If you've read much of William Stafford's poetry, you may have noticed he mentions religious and spiritual themes, but they are not often the main focus of his work. Stafford grew up attending various Protestant churches, and later came under the influence of Quakerism and Anabaptism. But for most of his life he lived in Oregon, one of the most secular places in America. As far as I know, he was not highly involved in any religious institution for very long; he generally shunned institutions. But he also had a keen sensibility that allowed him to intuit many spiritual truths.
His pacifism is perhaps the best known incarnation of his religious stance. When he spoke to his draft board in World War Two, he told them he learned in church that it was wrong to kill, and he was believed to be sincere enough to perform alternative service, working for the government in manual labor camps instead of donning a uniform and picking up a gun.
A lot of attention has been paid to Stafford's writings on peace, including a collection of poems and essays, and a documentary film based upon the collection, both works entitled "Every War Has Two Losers." Interestingly enough, not much has been said about Stafford's religious and spiritual writings. Generally he is thought to have been secular, though I wonder if he fell more along the the lines of secular Christianity, that is, believing basic principles of the faith, while not making a distinction between religious and nonreligious realms of culture. He was asked in a 1993
interview with The Paris Review if he considered himself a Christian poet. Here is his response:
I might describe myself as a religious poet whose vocabulary, reference points, and surrounding culture are phrased in Christian terms. I think I would be whatever religion there was in the society around me; it’s not the local content of the religion that possesses me, but the general attitude, the way of living that recognizes more than we know.
I have begun to read critics' views on Stafford to find what others readers have found in his work that hints toward some spiritual stance, and have found that many call him a mystic but almost always qualify it by explaining that his poems are rooted in the daily world.
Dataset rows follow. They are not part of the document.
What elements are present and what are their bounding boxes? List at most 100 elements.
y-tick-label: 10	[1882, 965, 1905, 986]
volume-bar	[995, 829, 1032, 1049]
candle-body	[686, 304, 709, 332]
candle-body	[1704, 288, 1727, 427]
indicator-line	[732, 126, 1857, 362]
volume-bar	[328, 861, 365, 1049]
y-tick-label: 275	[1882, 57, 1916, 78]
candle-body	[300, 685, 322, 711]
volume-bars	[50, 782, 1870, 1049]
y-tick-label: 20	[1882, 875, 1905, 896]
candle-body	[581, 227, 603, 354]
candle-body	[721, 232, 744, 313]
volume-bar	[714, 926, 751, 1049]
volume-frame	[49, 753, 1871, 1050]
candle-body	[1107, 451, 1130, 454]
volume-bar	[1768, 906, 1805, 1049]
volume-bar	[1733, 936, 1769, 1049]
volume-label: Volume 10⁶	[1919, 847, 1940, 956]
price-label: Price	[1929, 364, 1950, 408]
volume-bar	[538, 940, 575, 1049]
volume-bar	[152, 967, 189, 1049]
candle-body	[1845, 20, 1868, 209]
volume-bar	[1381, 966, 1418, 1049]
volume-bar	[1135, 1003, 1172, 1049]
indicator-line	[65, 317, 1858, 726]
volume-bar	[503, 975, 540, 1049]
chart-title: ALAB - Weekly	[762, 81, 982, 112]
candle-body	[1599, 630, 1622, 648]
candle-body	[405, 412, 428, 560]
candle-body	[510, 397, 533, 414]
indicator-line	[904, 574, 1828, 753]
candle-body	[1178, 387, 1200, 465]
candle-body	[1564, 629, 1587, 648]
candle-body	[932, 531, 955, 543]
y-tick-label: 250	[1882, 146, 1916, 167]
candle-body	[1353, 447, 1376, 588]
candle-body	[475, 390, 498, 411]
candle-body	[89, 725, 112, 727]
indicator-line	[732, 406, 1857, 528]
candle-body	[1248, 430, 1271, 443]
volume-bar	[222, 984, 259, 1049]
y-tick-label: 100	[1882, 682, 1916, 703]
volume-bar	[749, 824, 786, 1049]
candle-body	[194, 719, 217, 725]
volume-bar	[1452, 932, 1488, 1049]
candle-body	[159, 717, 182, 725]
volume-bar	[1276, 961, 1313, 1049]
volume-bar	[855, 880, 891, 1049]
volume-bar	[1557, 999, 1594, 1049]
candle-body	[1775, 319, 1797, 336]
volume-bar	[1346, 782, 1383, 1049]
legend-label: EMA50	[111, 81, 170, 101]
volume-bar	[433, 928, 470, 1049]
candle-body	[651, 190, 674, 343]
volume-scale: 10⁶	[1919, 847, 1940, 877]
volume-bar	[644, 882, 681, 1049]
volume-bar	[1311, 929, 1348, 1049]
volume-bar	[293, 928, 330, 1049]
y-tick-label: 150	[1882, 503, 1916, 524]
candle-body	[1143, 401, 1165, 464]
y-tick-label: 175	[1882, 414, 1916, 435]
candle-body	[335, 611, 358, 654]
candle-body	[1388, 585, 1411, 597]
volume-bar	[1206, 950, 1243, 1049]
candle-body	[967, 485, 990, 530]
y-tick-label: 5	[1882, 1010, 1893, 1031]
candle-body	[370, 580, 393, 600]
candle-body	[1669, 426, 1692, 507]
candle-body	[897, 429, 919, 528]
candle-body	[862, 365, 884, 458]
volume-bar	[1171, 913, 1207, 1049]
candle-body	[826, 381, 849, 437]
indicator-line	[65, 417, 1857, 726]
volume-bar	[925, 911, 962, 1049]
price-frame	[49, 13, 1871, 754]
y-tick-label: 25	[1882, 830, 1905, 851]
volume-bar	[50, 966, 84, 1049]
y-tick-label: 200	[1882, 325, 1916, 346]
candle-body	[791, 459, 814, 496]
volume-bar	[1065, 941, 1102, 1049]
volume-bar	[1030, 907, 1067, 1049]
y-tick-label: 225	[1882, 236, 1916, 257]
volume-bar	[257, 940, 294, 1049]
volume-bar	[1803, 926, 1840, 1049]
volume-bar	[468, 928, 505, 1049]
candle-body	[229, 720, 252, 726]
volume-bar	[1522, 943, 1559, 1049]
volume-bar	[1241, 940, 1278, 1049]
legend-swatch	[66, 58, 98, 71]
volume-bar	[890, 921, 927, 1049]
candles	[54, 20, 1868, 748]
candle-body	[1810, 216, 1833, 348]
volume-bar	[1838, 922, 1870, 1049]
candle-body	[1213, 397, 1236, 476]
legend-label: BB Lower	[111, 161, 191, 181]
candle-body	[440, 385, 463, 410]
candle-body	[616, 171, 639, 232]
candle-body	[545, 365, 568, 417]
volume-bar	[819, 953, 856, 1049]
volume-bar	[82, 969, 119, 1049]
Stafford, then, was not interested in transcending the world, but entering into it to find "more than what we know." I have also started to identify poems and essays by Stafford that say something of his religious and spiritual views. I am also interested in researching these questions in the Stafford archives in Portland, Oregon and interviewing scholars and writers who may be familiar with this aspect of his work. Possible outcomes could be an anthology of Stafford's writings on spirituality and religion with an introduction, or a book length essay. I will see what possibilities arise. For now, I will keep reading.